YH: A major challenge for us was deciding our intended audience was. In a book that is centered around the war, there are many traumatic events that are perhaps a young-adult reader wouldn’t be ready for.

JE: When your book blurs boundaries, how do you make the distinction? Even though it’s written from a child’s point of view, it’s not a book for children, it’s a memoir, but it’s also so much more than that… so how you decide who you are writing for?

SBG: I think we relied on subject matter rather than the reading level, and we eventually decided that it was an adult book, but one that high-school aged kids could learn from, as it would help them have a fuller understanding of what it was like to live through this period of history.

Sonia: And many people have written me and have said how this book has touched them; that they felt like they were right there with me.
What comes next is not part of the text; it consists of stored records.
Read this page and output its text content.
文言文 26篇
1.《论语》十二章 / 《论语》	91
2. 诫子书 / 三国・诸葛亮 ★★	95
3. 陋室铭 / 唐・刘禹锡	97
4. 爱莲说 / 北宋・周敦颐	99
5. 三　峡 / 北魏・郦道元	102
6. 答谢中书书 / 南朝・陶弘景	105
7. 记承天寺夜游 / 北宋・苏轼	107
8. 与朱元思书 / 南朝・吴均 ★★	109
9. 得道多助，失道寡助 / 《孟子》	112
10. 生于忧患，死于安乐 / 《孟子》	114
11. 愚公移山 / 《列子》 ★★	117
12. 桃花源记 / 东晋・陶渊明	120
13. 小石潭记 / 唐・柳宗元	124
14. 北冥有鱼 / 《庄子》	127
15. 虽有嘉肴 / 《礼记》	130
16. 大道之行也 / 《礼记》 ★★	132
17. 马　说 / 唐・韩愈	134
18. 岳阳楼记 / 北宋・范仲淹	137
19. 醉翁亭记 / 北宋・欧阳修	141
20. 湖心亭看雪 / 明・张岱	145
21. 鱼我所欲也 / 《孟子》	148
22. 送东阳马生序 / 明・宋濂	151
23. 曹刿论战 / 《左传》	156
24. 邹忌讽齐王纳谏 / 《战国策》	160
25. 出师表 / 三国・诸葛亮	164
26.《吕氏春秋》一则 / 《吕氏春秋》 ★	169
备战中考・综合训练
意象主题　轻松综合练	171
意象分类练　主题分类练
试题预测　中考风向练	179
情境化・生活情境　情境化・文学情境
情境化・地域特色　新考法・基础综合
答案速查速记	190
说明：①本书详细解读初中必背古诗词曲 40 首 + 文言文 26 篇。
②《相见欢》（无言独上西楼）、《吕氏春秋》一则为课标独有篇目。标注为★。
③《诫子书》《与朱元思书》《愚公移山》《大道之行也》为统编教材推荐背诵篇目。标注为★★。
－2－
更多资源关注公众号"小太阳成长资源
I’d like to think that writing my book has not only helped me, but has helped other people have a better understanding of this time.

***

Sonia Korn-Grimani earned her doctorate in French literature and the teaching of foreign languages, and directed a multi-cultural language program at UNESCO. With her husband John, and their children Anthony and Renee, Sonia traveled and lived all over the world. She taught foreign languages at the university level, and performed frequently to the delight of audiences worldwide. In her album Cantos al Amor, Sonia sings in 16 languages.

In 1989, Dr. Korn-Grimani was knighted Chevalier dans l’Ordre des Palmes Académiques, and in 1996 she was decorated Officier des Palmes Académiques. These decorations were awarded in recognition of her lifelong dedication to and promotion of French culture and language.

Sonia continues to sing regularly at UNESCO events in France, and is also frequently invited to share her Holocaust experiences as a guest speaker in high schools, universities, synagogues and churches.